Donnerstag, April 25, 2024

Mit Sepp auf der richtigen Seite

Seit vorgestern steht es im Firmenbuch und erregt die ÖVP: ZackZack hat neue Gesellschafter. Wir werden ein bisschen stärker und ein schönes Stück breiter.

Aus dem Plenum des gestrigen Nationalrats wird über großen Ärger in den Reihen der ÖVP berichtet. Der Grund für die Aufregung hatte zwei Namen: „Sepp Schellhorn“ und „ZackZack“. Seit sich Schellhorn mit zwei Prozent an der Zack Media GmbH beteiligt hat, verstehen einige in der ÖVP ihre Welt noch weniger.

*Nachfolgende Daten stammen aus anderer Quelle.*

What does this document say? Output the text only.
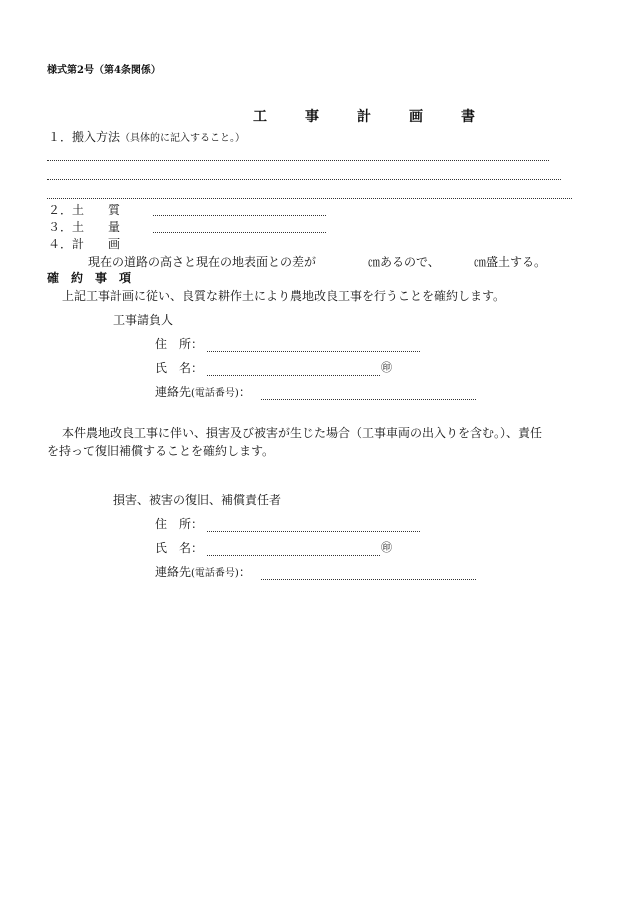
様式第2号（第4条関係）
工　事　計　画　書
１．搬入方法（具体的に記入すること。）
２．土　　質
３．土　　量
４．計　　画
現在の道路の高さと現在の地表面との差が	㎝あるので、	㎝盛土する。
確　約　事　項
上記工事計画に従い、良質な耕作土により農地改良工事を行うことを確約します。
工事請負人
住　所：
氏　名：	㊞
連絡先(電話番号)：
本件農地改良工事に伴い、損害及び被害が生じた場合（工事車両の出入りを含む。）、責任
を持って復旧補償することを確約します。
損害、被害の復旧、補償責任者
住　所：
氏　名：	㊞
連絡先(電話番号)：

Was die ÖVP hier ärgert, ist ein Grund zur Freude: Ganz unterschiedliche Menschen haben sich zusammengetan, um den Neustart von ZackZack zu ermöglichen. Neos-Abgeordneter und Unternehmer Sepp Schellhorn ist einer von ihnen.

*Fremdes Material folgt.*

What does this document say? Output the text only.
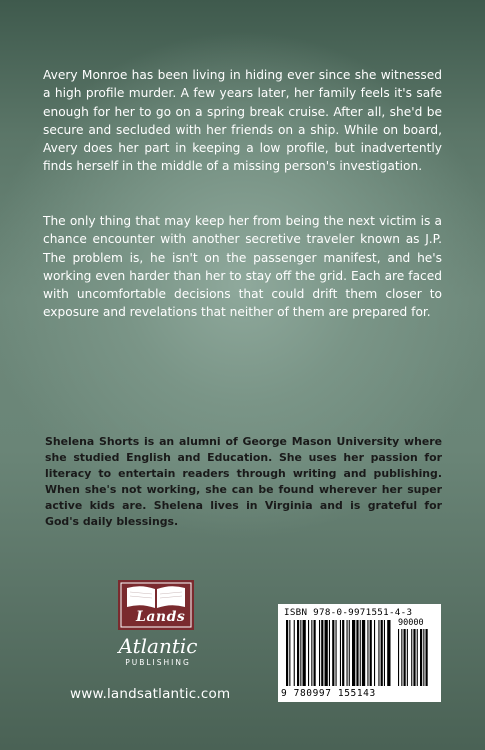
Avery Monroe has been living in hiding ever since she witnessed a high profile murder. A few years later, her family feels it's safe enough for her to go on a spring break cruise. After all, she'd be secure and secluded with her friends on a ship. While on board, Avery does her part in keeping a low profile, but inadvertently finds herself in the middle of a missing person's investigation.

The only thing that may keep her from being the next victim is a chance encounter with another secretive traveler known as J.P. The problem is, he isn't on the passenger manifest, and he's working even harder than her to stay off the grid. Each are faced with uncomfortable decisions that could drift them closer to exposure and revelations that neither of them are prepared for.

Shelena Shorts is an alumni of George Mason University where she studied English and Education. She uses her passion for literacy to entertain readers through writing and publishing. When she's not working, she can be found wherever her super active kids are. Shelena lives in Virginia and is grateful for God's daily blessings.

Lands
Atlantic
PUBLISHING
www.landsatlantic.com
ISBN 978-0-9971551-4-3
90000
9 780997 155143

Die Biochemikerin und Wittgenstein-Preisträgerin Renée Schroeder ist dabei, gemeinsam mit Hannes Werthner, dem ehemaligen Informatik-Dekan der TU Wien. Johannes Zink führt seit Jahren als Rechtsanwalt viele der spektakulärsten Verfahren Österreichs und vervollständigt gemeinsam mit dem Arzt Herbert Weltler die Gruppe der neuen Gesellschafter.

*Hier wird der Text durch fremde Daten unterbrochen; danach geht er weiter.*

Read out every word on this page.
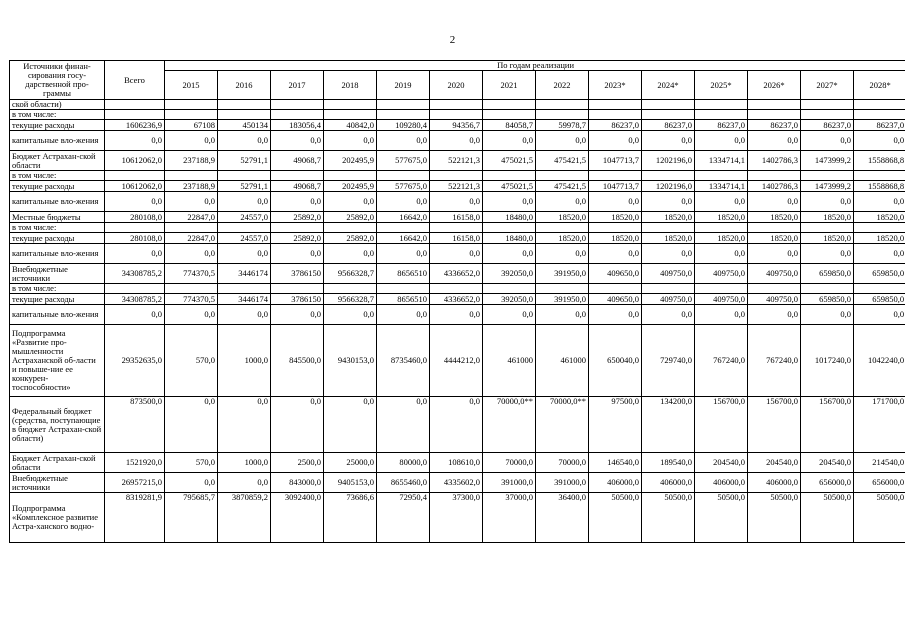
2
Источники финан-сирования госу-дарственной про-граммы	Всего	По годам реализации													
		2015	2016	2017	2018	2019	2020	2021	2022	2023*	2024*	2025*	2026*	2027*	2028*
ской области)															
в том числе:															
текущие расходы	1606236,9	67108	450134	183056,4	40842,0	109280,4	94356,7	84058,7	59978,7	86237,0	86237,0	86237,0	86237,0	86237,0	86237,0
капитальные вло-жения	0,0	0,0	0,0	0,0	0,0	0,0	0,0	0,0	0,0	0,0	0,0	0,0	0,0	0,0	0,0
Бюджет Астрахан-ской области	10612062,0	237188,9	52791,1	49068,7	202495,9	577675,0	522121,3	475021,5	475421,5	1047713,7	1202196,0	1334714,1	1402786,3	1473999,2	1558868,8
в том числе:															
текущие расходы	10612062,0	237188,9	52791,1	49068,7	202495,9	577675,0	522121,3	475021,5	475421,5	1047713,7	1202196,0	1334714,1	1402786,3	1473999,2	1558868,8
капитальные вло-жения	0,0	0,0	0,0	0,0	0,0	0,0	0,0	0,0	0,0	0,0	0,0	0,0	0,0	0,0	0,0
Местные бюджеты	280108,0	22847,0	24557,0	25892,0	25892,0	16642,0	16158,0	18480,0	18520,0	18520,0	18520,0	18520,0	18520,0	18520,0	18520,0
в том числе:															
текущие расходы	280108,0	22847,0	24557,0	25892,0	25892,0	16642,0	16158,0	18480,0	18520,0	18520,0	18520,0	18520,0	18520,0	18520,0	18520,0
капитальные вло-жения	0,0	0,0	0,0	0,0	0,0	0,0	0,0	0,0	0,0	0,0	0,0	0,0	0,0	0,0	0,0
Внебюджетные источники	34308785,2	774370,5	3446174	3786150	9566328,7	8656510	4336652,0	392050,0	391950,0	409650,0	409750,0	409750,0	409750,0	659850,0	659850,0
в том числе:															
текущие расходы	34308785,2	774370,5	3446174	3786150	9566328,7	8656510	4336652,0	392050,0	391950,0	409650,0	409750,0	409750,0	409750,0	659850,0	659850,0
капитальные вло-жения	0,0	0,0	0,0	0,0	0,0	0,0	0,0	0,0	0,0	0,0	0,0	0,0	0,0	0,0	0,0
Подпрограмма «Развитие про-мышленности Астраханской об-ласти и повыше-ние ее конкурен-тоспособности»	29352635,0	570,0	1000,0	845500,0	9430153,0	8735460,0	4444212,0	461000	461000	650040,0	729740,0	767240,0	767240,0	1017240,0	1042240,0
Федеральный бюджет (средства, поступающие в бюджет Астрахан-ской области)	873500,0	0,0	0,0	0,0	0,0	0,0	0,0	70000,0**	70000,0**	97500,0	134200,0	156700,0	156700,0	156700,0	171700,0
Бюджет Астрахан-ской области	1521920,0	570,0	1000,0	2500,0	25000,0	80000,0	108610,0	70000,0	70000,0	146540,0	189540,0	204540,0	204540,0	204540,0	214540,0
Внебюджетные источники	26957215,0	0,0	0,0	843000,0	9405153,0	8655460,0	4335602,0	391000,0	391000,0	406000,0	406000,0	406000,0	406000,0	656000,0	656000,0
Подпрограмма «Комплексное развитие Астра-ханского водно-	8319281,9	795685,7	3870859,2	3092400,0	73686,6	72950,4	37300,0	37000,0	36400,0	50500,0	50500,0	50500,0	50500,0	50500,0	50500,0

Seit zwei Tagen stehen sie im Firmenbuch. Die ÖVP hat mit ihnen doppelten Grund zum Ärger: Erstens ist jetzt klar, dass ZackZack weitermachen und in die Redaktion investieren kann.

Der zweite Grund ist mindestens gleich wichtig: ZackZack wird nicht nur ein bisschen stärker, sondern auch deutlich breiter. Wenn jetzt einige gleichzeitig meinen, dass Schellhorn linksradikal und Pilz neoliberal geworden ist, dann stelle ich klar: Liberal, was die vielen wertvollen und so gefährdeten Freiheiten betrifft, bin ich genauso gerne wie Sepp Schellhorn sozial ist und das jeden Tag in seinen Betrieben zeigt.

Mund nicht halten

Im Nationalrat haben wir uns kennengelernt, weil wir beide eines gemeinsam haben: Wo andere ständig den Mund halten, können wir das nicht. Das ist auch der Grundsatz von ZackZack: über alle Tatsachen berichten, egal, wem das gerade nicht passt.

Vielleicht wird mich Schellhorn demnächst einmal anrufen: „Peda, wos is des fia a Bledsinn, wos du do schreibst“. Dann werde ich ihm in meiner feinen Art antworten: „Sepp, schreib söba wos und erklär oin (allen), warum i an Bledsinn g´schriebn hob“.

Dann werden sich andere dazu melden und wir werden das tun, was in einer guten offenen Gesellschaft üblich ist: unter Freunden über etwas Konkretes streiten, weil wir wissen, dass wir bei den großen Dingen verlässlich auf derselben Seite stehen: auf der Seite der Freiheit.

Titelbild: HERBERT NEUBAUER / APA / picturedesk.com, Renée Schroeder, Hannes Zink, Hannes Werthner

Peter Pilz
Peter Pilz
Peter Pilz ist Herausgeber von ZackZack.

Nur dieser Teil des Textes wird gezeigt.